Estas estadísticas son semejantes alrededor del mundo. Incluso sociedades colectivistas y confucianas –tradicionalmente vinculadas con el respeto a los mayores– muestran crecientes niveles de edadismo. Un análisis de la literatura muestra el incremento de estereotipos negativos asociados a los viejos, por considerarlos malhumorados, olvidadizos, incompetentes, solitarios, enfermos y feos. Es una tendencia tan omnipresente que resulta invisible. El edadismo es la discriminación más aceptada e institucionalizada.
Cuando las empresas evitan emplear a candidatos mayores, no ven en ello discriminación, sino atención y cuidado a sus necesidades y características particulares. Cuando las familias no incluyen a los abuelos en actividades creen ser generosas con ellos, al evitarles pérdida de energía. Cuando la sociedad se pronuncia acerca de la vida sexual en la tercera edad como algo ridículo o grotesco parece que señalara una verdad incuestionable.
A diferencia de otras formas de discriminación, el edadismo nos afecta a todos. No sólo porque aspiramos a mantenernos vivos –y por lo tanto a envejecer– sino porque en todo momento, todos somos más viejos que alguien. Y como parece natural, como es omnipresente, el edadismo se vuelve contra nosotros mismos. Nos hace devaluarnos, nos resta autoestima y nos ciega a las ventajas del paso del tiempo.
Todos participamos del edadismo. Somos víctimas y victimarios. Generamos y toleramos las actitudes y valoraciones negativas acerca del envejecimiento sin apenas cuestionarlas. Aceptamos la jubilación como la más solitaria de las transiciones de la vida, y la única en la que al parecer no hay nada que esperar con entusiasmo.
Preguntar la edad es “grosería” y revelarla una “confesión”. Vivimos nuestros años con vergüenza, en una forma de auto-discriminación, ansiosos por hacernos de productos o procedimientos que borren arrugas, cubran canas y tonifiquen músculos.

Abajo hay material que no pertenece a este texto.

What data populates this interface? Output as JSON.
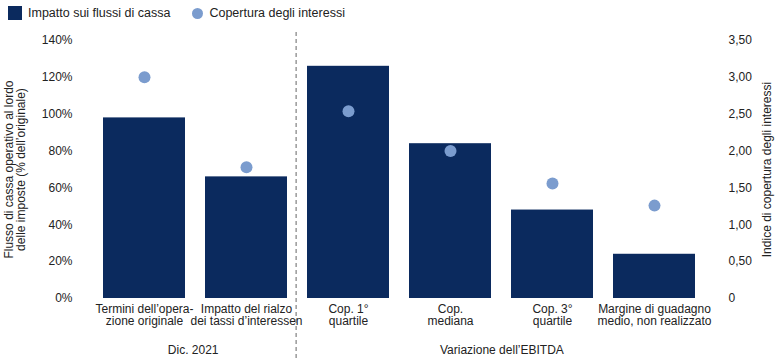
{
  "chart_data": {
    "type": "bar",
    "categories": [
      "Termini dell’opera-\nzione originale",
      "Impatto del rialzo\ndei tassi d’interessen",
      "Cop. 1°\nquartile",
      "Cop.\nmediana",
      "Cop. 3°\nquartile",
      "Margine di guadagno\nmedio, non realizzato"
    ],
    "groups": [
      {
        "label": "Dic. 2021",
        "categories": [
          "Termini dell’opera-\nzione originale",
          "Impatto del rialzo\ndei tassi d’interessen"
        ]
      },
      {
        "label": "Variazione dell’EBITDA",
        "categories": [
          "Cop. 1°\nquartile",
          "Cop.\nmediana",
          "Cop. 3°\nquartile",
          "Margine di guadagno\nmedio, non realizzato"
        ]
      }
    ],
    "series": [
      {
        "name": "Impatto sui flussi di cassa",
        "type": "bar",
        "color": "#0b2a5e",
        "values": [
          98,
          66,
          126,
          84,
          48,
          24
        ]
      },
      {
        "name": "Copertura degli interessi",
        "type": "scatter",
        "marker": "circle",
        "color": "#7b9cce",
        "axis": "y2",
        "values": [
          3.0,
          1.78,
          2.54,
          2.0,
          1.56,
          1.26
        ]
      }
    ],
    "ylabel": "Flusso di cassa operativo al lordo\ndelle imposte (% dell’originale)",
    "y2label": "Indice di copertura degli interessi",
    "ylim": [
      0,
      140
    ],
    "yticks": [
      {
        "value": 0,
        "label": "0%"
      },
      {
        "value": 20,
        "label": "20%"
      },
      {
        "value": 40,
        "label": "40%"
      },
      {
        "value": 60,
        "label": "60%"
      },
      {
        "value": 80,
        "label": "80%"
      },
      {
        "value": 100,
        "label": "100%"
      },
      {
        "value": 120,
        "label": "120%"
      },
      {
        "value": 140,
        "label": "140%"
      }
    ],
    "y2lim": [
      0,
      3.5
    ],
    "y2ticks": [
      0,
      {
        "value": 0.5,
        "label": "0,50"
      },
      {
        "value": 1,
        "label": "1,00"
      },
      {
        "value": 1.5,
        "label": "1,50"
      },
      {
        "value": 2,
        "label": "2,00"
      },
      {
        "value": 2.5,
        "label": "2,50"
      },
      {
        "value": 3,
        "label": "3,00"
      },
      {
        "value": 3.5,
        "label": "3,50"
      }
    ],
    "grid": false,
    "legend": "top-left"
  }
}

Irónicamente, está demostrado que quienes tienen una peor percepción del envejecimiento son también quienes envejecen con mayor deterioro. La discriminación por edad tiene consecuencias reales y muy significativas en el bienestar y la salud no sólo de quien la sufre, sino también de quien la ejerce. Perjudica a las empresas, privándolas de las contribuciones de este grupo creciente de personas talentosas. Afecta a la economía de las familias y de los países, limitando sus recursos y convirtiendo a los adultos mayores en cargas para el gasto familiar y el erario público. El edadismo tiene enormes costos para todos.

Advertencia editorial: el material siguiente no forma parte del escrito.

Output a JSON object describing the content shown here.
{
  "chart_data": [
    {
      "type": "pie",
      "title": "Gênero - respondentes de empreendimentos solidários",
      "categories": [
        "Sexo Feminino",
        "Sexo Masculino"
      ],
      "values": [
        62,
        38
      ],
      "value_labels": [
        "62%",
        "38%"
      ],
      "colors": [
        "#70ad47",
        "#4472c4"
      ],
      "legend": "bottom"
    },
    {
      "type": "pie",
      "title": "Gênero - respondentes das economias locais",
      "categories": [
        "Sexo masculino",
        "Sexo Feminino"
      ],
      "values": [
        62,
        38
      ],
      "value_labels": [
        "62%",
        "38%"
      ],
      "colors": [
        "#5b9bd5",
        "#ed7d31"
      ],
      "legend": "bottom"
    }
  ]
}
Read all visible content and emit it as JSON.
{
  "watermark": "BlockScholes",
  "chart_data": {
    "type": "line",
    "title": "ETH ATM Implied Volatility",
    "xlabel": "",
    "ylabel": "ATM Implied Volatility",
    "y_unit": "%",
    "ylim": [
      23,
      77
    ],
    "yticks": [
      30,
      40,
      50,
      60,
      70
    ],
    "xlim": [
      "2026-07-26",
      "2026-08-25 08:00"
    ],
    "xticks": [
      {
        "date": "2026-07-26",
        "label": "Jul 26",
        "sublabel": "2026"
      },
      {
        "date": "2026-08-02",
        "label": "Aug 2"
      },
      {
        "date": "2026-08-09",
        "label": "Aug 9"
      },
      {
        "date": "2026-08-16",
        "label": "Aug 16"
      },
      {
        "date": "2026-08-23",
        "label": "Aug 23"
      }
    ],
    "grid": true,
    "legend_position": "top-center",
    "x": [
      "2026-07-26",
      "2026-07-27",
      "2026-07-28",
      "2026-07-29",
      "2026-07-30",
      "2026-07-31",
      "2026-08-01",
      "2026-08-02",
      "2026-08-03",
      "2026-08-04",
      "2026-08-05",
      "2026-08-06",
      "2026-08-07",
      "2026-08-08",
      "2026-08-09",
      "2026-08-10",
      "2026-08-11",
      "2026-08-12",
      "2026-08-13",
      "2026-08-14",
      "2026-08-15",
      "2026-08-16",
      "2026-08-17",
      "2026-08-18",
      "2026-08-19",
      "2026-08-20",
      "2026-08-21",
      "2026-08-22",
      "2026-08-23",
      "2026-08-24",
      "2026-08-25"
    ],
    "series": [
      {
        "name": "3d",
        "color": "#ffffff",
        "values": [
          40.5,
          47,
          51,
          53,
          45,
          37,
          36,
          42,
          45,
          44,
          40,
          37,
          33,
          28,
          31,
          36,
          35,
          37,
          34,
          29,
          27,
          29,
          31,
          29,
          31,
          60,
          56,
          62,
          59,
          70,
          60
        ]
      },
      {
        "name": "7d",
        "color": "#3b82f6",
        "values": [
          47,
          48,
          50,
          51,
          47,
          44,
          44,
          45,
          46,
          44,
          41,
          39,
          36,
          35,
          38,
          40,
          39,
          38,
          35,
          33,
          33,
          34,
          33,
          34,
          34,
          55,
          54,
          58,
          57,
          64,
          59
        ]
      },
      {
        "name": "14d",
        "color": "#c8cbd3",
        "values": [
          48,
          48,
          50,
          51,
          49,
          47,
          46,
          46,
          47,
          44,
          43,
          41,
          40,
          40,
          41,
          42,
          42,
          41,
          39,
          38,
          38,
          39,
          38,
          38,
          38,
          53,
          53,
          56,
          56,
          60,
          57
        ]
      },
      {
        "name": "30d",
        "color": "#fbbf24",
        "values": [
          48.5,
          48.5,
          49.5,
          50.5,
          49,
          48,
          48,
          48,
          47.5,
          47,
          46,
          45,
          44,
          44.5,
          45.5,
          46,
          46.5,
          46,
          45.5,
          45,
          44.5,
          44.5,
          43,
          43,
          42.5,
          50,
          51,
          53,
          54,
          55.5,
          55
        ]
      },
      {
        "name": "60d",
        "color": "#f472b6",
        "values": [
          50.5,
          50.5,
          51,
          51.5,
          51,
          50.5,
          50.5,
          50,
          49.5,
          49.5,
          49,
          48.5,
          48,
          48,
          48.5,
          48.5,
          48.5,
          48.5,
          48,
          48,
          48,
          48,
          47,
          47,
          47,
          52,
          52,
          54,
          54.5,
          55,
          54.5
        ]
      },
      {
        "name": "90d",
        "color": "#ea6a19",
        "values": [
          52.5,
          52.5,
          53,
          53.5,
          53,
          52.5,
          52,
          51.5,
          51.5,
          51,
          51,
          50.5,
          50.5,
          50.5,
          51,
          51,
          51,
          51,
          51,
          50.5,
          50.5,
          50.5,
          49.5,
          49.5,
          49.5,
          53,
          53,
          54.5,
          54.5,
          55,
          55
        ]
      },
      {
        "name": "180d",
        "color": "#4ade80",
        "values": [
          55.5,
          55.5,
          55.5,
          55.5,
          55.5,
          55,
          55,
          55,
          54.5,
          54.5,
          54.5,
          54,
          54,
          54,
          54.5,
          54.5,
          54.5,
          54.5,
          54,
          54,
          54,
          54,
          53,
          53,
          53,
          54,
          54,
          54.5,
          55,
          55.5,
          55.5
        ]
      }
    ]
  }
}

Aunque hay pocas investigaciones sobre posibles intervenciones contra el edadismo, sabemos que la educación respecto al envejecimiento, especialmente cuando se combina con programas de convivencia intergeneracional, es la acción más eficiente para contrarrestar prejuicios y discriminación. Esas intervenciones –cuando se realizan en periodos de al menos 12 semanas– tienen fuertes efectos en cambios de actitudes, eliminación de mitos y aceptación del propio envejecimiento, reduciendo el rechazo y ansiedad respecto a la senectud.
Para erradicar estereotipos es central difundir entre niños, jóvenes, adultos y adultos mayores una nueva idea del envejecimiento centrada, objetiva y libre de prejuicios; una idea del envejecimiento activo, saludable y productivo, cargado de significado. La información positiva respecto al envejecimiento no es pertinente solo para las generaciones jóvenes, sino también –y quizás, sobre todo– para las cohortes de edad más avanzada. Todas las personas envejecientes, desde los niños hasta los 106 mil centenarios que hay en el mundo (18 mil en México) necesitamos entender el envejecimiento de forma más realista y positiva.

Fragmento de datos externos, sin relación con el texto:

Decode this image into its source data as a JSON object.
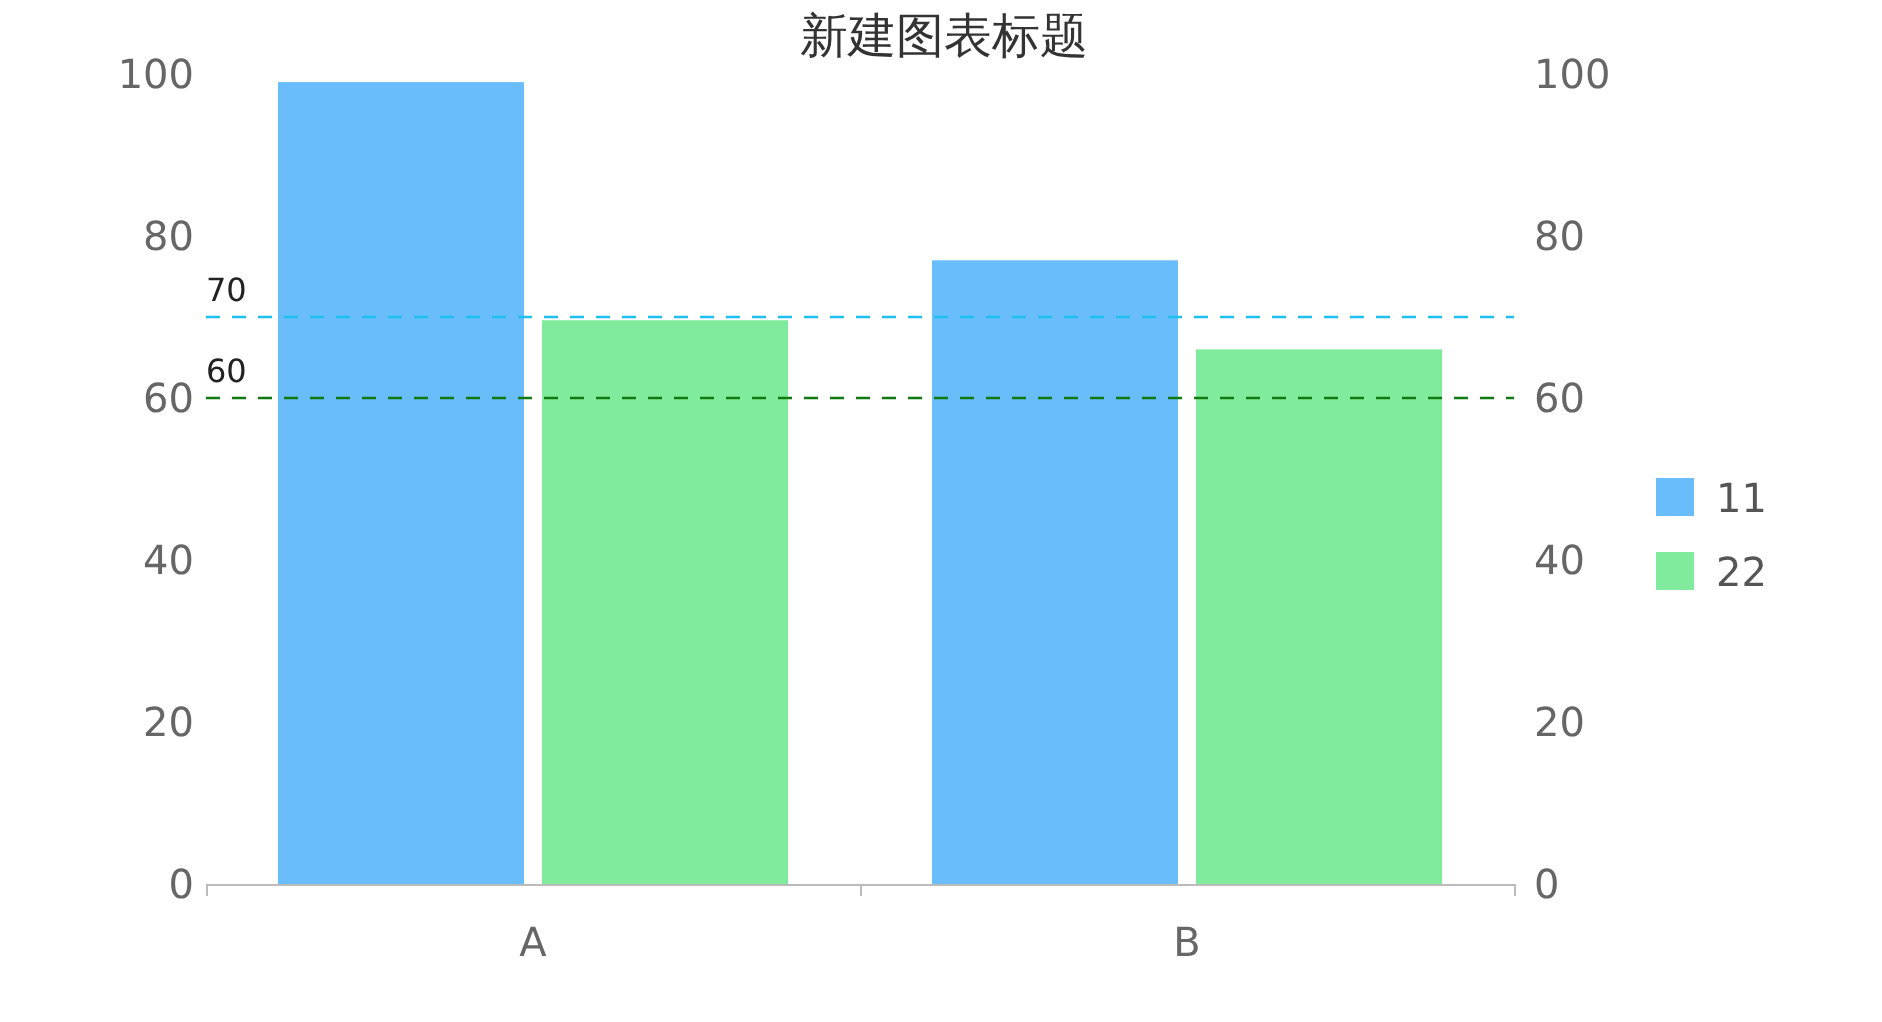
{
  "chart_data": {
    "type": "bar",
    "title": "新建图表标题",
    "categories": [
      "A",
      "B"
    ],
    "series": [
      {
        "name": "11",
        "color": "#69bdfb",
        "values": [
          99,
          77
        ]
      },
      {
        "name": "22",
        "color": "#80eb9c",
        "values": [
          69.6,
          66
        ]
      }
    ],
    "ylim": [
      0,
      100
    ],
    "yticks": [
      0,
      20,
      40,
      60,
      80,
      100
    ],
    "y2lim": [
      0,
      100
    ],
    "y2ticks": [
      0,
      20,
      40,
      60,
      80,
      100
    ],
    "ref_lines": [
      {
        "axis": "y",
        "value": 70,
        "label": "70",
        "color": "#1ec0f0",
        "line_style": "dashed"
      },
      {
        "axis": "y",
        "value": 60,
        "label": "60",
        "color": "#107a10",
        "line_style": "dashed"
      }
    ],
    "legend": "right"
  }
}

Esos programas educativos cobran mayor sentido cuando se acompañan de oportunidades de intercambios y experiencias reales con adultos mayores que desafían los prejuicios imperantes. PEACE mostró que los estereotipos negativos acerca del envejecimiento se reducían de una manera estadísticamente significativa a partir del contacto entre jóvenes y ancianos, y no solo mediante información teórica.
Estos programas ayudan a “promover la solidaridad intergeneracional y fomentar una visión positiva hacia el proceso de envejecimiento.” Pueden llevarse a cabo en entornos donde ya conviven distintas generaciones, como las familias, susceptibles de brindar ejemplos tempranos –los más eficientes– de envejecimiento positivo y activo, y de interacciones sanas entre generaciones. Las empresas también pueden impulsar programas de colaboración y de capacitación intergeneracional que faciliten el conocimiento y la empatía entre empleados de distintos segmentos etarios. La efectividad del proceso requiere acompañarse de educación formal que elimine mitos y prejuicios en torno a la vejez y la comunicación intergeneracional.
Por eso las escuelas (desde preescolar hasta universidades) serían espacios privilegiados para estos acercamientos. Aunque la escuela tradicional es, en sí misma, una institución edadista, que estratifica a los educandos por edades y el aislamiento de sus grupos etarios subraya la noción de homogeneidad intragrupal y de heterogeneidad intergrupal. Hoy, la escuela segmenta y no promueve el intercambio entre edades.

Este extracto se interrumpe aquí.